Tapestry’s dividend is “quite secure,” Guggenheim Securities analyst Robert Drbul said in a note. Drbul is likely rather correct — Tapestry remains nicely profitable thanks to years of cost-cutting and its core Coach brand continues to perform well from sales and profit perspectives. As another sign of that: Tapestry just signed off on a new $1 billion stock repurchase program.

Macy’s (M)

  • Dividend yield: 9.3%

  • Dividend payout ratio: 45.9%

The department store retailer has had a disastrous week.

Macy’s reported second quarter adjusted earnings of 28 cents a share, missing analyst forecasts for 45 cents a share. Earnings plunged from 70 cents a year ago. Same-store sales rose a meager 0.3%. Full-year earnings guidance was slashed to $2.85 to $3.05 a share from $3.05 to $3.25 previously.

Executives had a litany of excuses for the poor showing on earnings day, ranging from ineffective inventory planning to weak international tourism trends at its top stores.

The stock is down about 17% on the week, as investors digested what could be a rough holiday season for the retail icon. Over the last year, the stock is down 55% — that has pushed up Macy’s dividend yield to an almost distressed company level.

But, as far as Macy’s dividend is concerned, most on Wall Street believe it’s safe for now. Macy’s has worked to pay down debt the past two years — meaning no near-term cash crunching maturities loom — and it continues to be profitable amid years of aggressive cost-cutting.

“I think that is a possibility next year should top line and margins further deteriorate, but right now with the cost savings program being implemented I do not expect it,” another source told Yahoo Finance on the outlook for Macy’s dividend.

That doesn’t suggest Macy’s shouldn’t scrap its dividend, however, as Yahoo Finance discussed here.

Kohl’s (KSS)

  • Dividend yield: 6.1%

  • Dividend payout ratio: 52.4%

Kohl’s hasn’t even reported its second quarter earnings (the company is scheduled to report on August 20), but the tough-on-the-eye results from Macy’s and Tapestry has walloped the stock. The stock has tanked 9% so far in August. Over the past year, Kohl’s has shed about 40% in value.

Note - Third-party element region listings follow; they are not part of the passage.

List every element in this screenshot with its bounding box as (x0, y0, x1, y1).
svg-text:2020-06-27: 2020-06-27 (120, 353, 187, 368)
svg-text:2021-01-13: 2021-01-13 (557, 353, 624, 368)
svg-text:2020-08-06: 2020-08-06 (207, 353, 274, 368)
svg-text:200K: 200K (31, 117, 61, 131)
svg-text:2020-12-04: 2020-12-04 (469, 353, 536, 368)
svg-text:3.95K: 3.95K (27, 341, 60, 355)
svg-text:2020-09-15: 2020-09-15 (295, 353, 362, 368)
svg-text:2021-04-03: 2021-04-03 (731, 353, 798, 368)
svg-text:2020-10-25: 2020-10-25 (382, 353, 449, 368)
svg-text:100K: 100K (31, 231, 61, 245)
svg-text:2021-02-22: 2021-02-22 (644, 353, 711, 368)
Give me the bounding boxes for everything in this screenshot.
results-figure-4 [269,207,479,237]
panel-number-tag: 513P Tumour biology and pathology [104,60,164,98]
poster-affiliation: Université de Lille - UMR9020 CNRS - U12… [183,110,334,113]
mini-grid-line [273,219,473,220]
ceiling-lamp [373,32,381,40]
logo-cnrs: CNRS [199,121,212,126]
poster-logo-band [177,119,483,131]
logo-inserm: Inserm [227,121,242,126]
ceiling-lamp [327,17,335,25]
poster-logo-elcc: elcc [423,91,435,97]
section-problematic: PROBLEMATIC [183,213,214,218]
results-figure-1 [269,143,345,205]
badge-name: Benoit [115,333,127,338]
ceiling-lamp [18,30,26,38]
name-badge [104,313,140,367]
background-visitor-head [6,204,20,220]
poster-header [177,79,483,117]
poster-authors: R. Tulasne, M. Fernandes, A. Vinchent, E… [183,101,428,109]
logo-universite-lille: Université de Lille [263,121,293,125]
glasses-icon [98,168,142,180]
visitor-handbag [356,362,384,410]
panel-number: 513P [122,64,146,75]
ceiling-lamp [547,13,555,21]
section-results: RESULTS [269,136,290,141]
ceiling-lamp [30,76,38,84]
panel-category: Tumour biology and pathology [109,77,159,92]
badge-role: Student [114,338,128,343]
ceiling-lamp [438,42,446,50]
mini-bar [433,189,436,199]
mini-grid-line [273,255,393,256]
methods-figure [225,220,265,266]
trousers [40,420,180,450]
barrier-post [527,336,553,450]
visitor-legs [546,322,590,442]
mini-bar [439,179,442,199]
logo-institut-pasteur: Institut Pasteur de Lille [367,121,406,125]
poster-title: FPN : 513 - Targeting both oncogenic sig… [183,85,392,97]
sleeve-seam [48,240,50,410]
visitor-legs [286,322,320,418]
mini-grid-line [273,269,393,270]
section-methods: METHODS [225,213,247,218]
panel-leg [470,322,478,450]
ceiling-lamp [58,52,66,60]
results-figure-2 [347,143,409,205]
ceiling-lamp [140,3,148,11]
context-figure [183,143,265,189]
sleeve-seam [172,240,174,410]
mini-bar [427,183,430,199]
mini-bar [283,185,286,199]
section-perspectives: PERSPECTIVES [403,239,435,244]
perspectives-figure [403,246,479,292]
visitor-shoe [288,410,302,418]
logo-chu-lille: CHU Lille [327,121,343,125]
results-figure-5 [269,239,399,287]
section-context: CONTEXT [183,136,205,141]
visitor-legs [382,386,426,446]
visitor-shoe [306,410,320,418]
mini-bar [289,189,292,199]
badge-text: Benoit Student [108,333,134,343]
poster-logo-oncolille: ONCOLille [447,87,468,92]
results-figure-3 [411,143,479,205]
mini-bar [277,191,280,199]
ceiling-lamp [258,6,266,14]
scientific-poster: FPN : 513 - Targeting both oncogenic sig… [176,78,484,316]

Just like rival Macy’s, the move in the stock has pushed up Kohl’s dividend yield. And also like Macy’s, it’s unlikely Kohl’s dividend disappears in the medium-term.

Kohl’s has won high marks on Wall Street for linking up with Amazon to handle the e-commerce giant’s returns in its more than 1,100 stores. The partnership is expected to drive traffic and sales to Kohl’s. Meanwhile, Kohl’s recently partnered with discount gym chain Planet Fitness to open 25,000 square foot gyms at 10 of its stores.

The initiative is also expected to drive store traffic, especially in the lucrative athletic wear department.

And yes, Kohl’s is profitable... and will likely stay that way barring a nasty U.S. recession.